Actualité :
Jeudi 28 février
2008, au Parlement de la Communauté française, en
Commission de la Culture, de la Jeunesse, de l'Audiovisuel, de l'Aide
à la Presse et du Cinéma
Question de M. Richard Miller à Mme Fadila
Laanan, ministre de la Culture et de l'Audiovisuel, relative au
" financement de TV5 "
Richard Miller- Récemment, nous
avons polémiqué, l'espace d'un week-end et par communiqués
de presse, sur le financement de TV5.
Je vous reprochais - telle est la dure loi de
l'opposition - d'essayer d'occulter la responsabilité politique
du gouvernement de la Communauté française dans l'impact
éventuel de la disparition de TV5 sur notre audiovisuel public
et sur les Belges francophones, en tout cas, la fin d'une TV5 francophone
dont la Communauté française Wallonie-Bruxelles ne
serait désormais plus partie prenante.
À mes yeux, l'échec de la chaîne
TV5 francophone ne serait pas seulement dû à la France,
mais engagerait également la responsabilité de la
Communauté française. J'invoquais notamment votre
décision de ne pas participer à l'augmentation des
moyens demandée aux pays bailleurs de fonds. Vous avez répondu
par communiqué que la participation financière de
la Communauté française avait toujours été
respectée.
Je continue toutefois à penser que le
financement du décrochage d'Arte, venant chapeauter les émissions
culturelles de la RTBF, a pu empêcher la Communauté
française de répondre aux besoins économiques
de TV5, ce qui a constitué un élément parmi
d'autres amenant la France à revoir sa position. Cet élément
est d'ailleurs écrit en toutes lettres dans la " non-note
" que vous avez remis aux commissaires : " Sur le plan
financier, la France note d'abord que les gouvernements n'ont pas
accompagné financièrement le plan stratégique
adopté à Bruxelles en septembre 2005. La France estime
que TV 5 Monde a atteint les limites de son modèle économique.
Il convient dès lors de trouver de nouvelles ressources.
"
Quels étaient les termes du plan stratégique
de 2005 ? Pourquoi ne pas y avoir répondu positivement dans
l'intérêt des dizaines de milliers de Belges à
l'étranger ? Pourquoi avoir opté pour le financement
d'une émission que la RTBF aurait dû financer avec
sa dotation propre ?
Mme Fadila Laanan, ministre de la Culture
et de l'Audiovisuel. - Les axes du plan stratégique de
TV5 proposé pour les années 2006-2009 étaient
les suivants : transformer l'audience potentielle, à savoir
les téléspectateurs qui ont accès aux programmes,
en audience réelle ; rendre les programmes plus accessibles
aux publics locaux et rendre les programmes plus attractifs, compte
tenu de l'identité bien connue de la chaîne : généraliste,
multilatérale et francophone.
Les moyens à mettre en œuvre comprenaient la consolidation
du réseau mondial de TV5 en dédoublant des signaux
et en installant des relais locaux, moyennant fixation de priorités
géographiques ; le renforcement du sous-titrage des programmes
pour toucher les non-francophones ; le renforcement de la dimension
multilatérale francophone de l'information ; la poursuite
de l'action éducative grâce au site TV5.org et le renforcement
de la communication.
Vous aurez compris, Monsieur Miller, que ce plan stratégique
n'était pas destiné à répondre aux demandes
de dizaines de milliers de Belges résidant à l'étranger.
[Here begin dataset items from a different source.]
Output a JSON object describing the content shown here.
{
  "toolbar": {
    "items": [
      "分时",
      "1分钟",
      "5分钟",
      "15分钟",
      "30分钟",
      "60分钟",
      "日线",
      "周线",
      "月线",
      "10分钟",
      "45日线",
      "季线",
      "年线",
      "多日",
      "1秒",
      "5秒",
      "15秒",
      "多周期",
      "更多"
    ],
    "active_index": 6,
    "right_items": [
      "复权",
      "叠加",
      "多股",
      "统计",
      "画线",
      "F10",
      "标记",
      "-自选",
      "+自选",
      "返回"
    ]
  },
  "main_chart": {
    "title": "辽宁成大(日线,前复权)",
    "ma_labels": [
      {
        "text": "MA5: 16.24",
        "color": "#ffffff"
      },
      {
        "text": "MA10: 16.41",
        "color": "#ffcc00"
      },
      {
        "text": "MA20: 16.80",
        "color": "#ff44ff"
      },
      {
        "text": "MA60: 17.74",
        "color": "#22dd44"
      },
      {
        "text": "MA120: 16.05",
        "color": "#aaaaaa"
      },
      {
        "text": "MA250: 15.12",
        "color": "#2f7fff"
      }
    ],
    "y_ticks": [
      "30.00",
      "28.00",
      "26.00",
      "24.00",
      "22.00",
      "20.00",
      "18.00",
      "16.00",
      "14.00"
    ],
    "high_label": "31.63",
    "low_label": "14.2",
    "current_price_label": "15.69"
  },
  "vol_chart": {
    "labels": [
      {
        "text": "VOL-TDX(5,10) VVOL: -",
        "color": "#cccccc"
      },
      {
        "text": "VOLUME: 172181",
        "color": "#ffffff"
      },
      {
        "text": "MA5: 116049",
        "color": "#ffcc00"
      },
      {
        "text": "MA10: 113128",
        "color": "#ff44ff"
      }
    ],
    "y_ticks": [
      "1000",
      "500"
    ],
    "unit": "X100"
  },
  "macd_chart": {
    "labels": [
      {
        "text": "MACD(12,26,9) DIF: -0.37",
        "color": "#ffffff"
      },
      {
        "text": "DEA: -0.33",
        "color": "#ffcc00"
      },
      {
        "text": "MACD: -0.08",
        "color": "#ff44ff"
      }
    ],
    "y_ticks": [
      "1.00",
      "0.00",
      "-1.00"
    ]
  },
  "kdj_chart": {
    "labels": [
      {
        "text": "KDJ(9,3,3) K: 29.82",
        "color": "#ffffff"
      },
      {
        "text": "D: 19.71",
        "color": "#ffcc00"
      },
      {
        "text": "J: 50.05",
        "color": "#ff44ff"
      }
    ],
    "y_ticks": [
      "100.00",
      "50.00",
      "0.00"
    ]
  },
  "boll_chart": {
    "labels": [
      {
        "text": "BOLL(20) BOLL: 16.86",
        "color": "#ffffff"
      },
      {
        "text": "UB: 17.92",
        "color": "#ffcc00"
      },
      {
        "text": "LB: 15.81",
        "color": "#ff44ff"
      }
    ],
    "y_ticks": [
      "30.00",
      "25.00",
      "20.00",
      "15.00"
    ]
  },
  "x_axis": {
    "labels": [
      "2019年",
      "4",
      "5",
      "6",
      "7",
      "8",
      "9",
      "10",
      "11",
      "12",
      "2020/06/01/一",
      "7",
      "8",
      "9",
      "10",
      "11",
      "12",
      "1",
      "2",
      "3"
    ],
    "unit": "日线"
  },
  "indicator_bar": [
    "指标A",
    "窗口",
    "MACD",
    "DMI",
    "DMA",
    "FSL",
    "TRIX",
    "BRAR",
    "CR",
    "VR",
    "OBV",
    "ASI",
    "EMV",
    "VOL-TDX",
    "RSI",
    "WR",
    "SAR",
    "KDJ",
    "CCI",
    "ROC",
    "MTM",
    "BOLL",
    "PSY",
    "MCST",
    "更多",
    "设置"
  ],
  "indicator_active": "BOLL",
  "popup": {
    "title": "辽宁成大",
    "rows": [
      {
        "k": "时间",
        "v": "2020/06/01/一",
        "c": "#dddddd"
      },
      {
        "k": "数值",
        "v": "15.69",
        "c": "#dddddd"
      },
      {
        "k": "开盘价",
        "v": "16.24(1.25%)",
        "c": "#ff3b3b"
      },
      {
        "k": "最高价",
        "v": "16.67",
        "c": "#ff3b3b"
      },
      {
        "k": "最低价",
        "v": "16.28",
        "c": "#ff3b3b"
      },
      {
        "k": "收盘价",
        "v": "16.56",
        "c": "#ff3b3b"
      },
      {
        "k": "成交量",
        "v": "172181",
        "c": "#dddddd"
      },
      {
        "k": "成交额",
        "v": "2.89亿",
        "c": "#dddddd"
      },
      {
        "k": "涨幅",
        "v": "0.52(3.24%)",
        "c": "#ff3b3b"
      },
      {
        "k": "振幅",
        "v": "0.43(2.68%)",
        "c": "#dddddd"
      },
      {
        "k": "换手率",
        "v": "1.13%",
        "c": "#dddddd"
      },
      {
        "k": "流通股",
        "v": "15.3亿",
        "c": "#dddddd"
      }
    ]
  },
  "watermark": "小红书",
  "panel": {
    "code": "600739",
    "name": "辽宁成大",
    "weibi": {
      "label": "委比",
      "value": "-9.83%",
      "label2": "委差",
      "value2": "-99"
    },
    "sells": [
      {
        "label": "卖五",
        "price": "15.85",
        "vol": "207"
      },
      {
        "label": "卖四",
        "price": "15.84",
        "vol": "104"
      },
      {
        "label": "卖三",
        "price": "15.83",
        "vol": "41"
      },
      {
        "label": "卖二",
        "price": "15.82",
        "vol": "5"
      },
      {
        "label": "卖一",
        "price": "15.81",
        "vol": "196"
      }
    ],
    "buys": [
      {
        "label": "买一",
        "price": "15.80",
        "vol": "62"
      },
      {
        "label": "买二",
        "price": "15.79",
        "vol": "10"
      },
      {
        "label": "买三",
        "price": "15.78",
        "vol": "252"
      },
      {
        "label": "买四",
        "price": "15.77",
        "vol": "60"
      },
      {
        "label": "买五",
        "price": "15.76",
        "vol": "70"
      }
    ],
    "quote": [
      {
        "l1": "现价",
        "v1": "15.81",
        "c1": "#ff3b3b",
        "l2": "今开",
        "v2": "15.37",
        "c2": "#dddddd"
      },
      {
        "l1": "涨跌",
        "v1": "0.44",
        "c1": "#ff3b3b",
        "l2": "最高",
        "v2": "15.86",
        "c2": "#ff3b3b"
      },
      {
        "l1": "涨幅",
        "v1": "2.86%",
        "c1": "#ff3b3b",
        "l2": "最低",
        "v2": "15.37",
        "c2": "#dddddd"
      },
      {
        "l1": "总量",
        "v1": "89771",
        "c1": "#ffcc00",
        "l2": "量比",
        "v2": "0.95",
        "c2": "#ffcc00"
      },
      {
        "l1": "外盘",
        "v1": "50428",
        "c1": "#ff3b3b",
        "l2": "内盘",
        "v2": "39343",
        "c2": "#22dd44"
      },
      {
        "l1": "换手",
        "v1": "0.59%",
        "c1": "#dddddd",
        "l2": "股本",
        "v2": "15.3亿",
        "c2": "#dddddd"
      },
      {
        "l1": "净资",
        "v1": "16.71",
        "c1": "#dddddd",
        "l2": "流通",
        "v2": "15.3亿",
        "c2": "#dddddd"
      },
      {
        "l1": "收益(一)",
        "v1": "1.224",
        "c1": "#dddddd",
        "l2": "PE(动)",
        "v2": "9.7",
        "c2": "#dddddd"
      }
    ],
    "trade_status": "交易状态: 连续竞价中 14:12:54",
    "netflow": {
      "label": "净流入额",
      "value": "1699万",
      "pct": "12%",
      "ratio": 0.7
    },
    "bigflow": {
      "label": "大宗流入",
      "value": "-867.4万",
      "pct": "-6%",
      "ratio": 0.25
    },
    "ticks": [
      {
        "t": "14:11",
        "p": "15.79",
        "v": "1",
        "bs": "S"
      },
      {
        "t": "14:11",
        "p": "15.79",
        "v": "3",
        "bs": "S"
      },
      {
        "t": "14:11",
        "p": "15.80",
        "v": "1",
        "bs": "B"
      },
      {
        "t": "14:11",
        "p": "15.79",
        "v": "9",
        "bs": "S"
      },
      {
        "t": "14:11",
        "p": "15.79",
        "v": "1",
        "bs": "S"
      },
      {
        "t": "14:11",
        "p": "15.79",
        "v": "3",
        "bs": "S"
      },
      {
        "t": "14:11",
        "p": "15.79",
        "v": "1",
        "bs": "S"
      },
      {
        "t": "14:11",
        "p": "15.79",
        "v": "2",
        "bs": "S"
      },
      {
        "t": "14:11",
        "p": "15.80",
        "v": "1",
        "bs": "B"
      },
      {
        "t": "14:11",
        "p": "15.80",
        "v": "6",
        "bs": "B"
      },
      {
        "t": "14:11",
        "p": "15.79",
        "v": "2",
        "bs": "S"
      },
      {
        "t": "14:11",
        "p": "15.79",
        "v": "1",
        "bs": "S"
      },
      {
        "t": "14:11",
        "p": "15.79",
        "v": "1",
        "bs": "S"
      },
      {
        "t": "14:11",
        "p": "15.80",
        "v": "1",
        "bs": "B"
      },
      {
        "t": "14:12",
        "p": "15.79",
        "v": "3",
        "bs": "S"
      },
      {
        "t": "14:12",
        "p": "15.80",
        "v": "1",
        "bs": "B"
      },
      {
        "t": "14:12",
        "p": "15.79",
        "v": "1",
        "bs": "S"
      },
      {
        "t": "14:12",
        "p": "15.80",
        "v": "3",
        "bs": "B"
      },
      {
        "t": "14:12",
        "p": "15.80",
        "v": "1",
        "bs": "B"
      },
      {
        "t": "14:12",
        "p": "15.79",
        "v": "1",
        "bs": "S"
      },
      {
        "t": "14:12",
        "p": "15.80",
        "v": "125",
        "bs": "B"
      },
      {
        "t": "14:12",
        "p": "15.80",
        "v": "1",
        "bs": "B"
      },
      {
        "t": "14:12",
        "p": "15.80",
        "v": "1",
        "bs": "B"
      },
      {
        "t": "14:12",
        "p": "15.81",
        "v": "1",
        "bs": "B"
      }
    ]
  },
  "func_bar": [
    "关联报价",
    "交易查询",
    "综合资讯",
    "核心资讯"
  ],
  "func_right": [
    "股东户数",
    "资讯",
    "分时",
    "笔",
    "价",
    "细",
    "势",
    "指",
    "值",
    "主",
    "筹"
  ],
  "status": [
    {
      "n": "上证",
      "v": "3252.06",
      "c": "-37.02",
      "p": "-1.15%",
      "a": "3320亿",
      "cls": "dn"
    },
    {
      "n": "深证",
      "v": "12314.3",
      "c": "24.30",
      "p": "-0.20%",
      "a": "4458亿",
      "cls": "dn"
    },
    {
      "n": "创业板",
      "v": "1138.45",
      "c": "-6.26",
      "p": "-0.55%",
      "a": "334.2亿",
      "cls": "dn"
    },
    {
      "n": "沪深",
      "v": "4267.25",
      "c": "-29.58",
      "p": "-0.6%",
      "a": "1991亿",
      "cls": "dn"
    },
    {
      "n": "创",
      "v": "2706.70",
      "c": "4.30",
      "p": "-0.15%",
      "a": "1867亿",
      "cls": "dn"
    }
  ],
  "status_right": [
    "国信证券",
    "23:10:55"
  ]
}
À l'instar des dirigeants actuels de la France, vous confondez
l'outil multilatéral francophone qu'est TV5 Monde avec une
chaîne nationale destinée aux nationaux. Quant aux
Belges francophones de l'étranger, le programme par satellite
de la RTBF peut informer sans difficulté plus de deux cent
dix mille Belges sur les deux cent nonante mille qui, en novembre
dernier, étaient enregistrés auprès de nos
ambassades. Ces Belges peuvent du reste voir la vitalité
de leurs créateurs et artistes francophones, puisque "
50° Nord " est diffusé par RTBF Sat.
Pour en revenir au plan stratégique, vous noterez qu'il prévoyait
un effort de la part de l'ensemble des gouvernements. Cet effort
devait être de cinq millions et demi d'euros en 2006, de sept
millions et demi en 2007, de neuf millions deux cent mille en 2008
et de dix millions en 2009. Or, les ministres des cinq gouvernements
ont estimé ne pas pouvoir suivre ce rythme. Vous noterez
que la Communauté française a néanmoins poursuivi
la politique du gouvernement précédent en accordant
une augmentation annuelle nette de 2,5 % de sa contribution à
TV5 Monde. Au même moment, la France bloquait puis commençait
à réduire son financement annuel à TV5 Monde.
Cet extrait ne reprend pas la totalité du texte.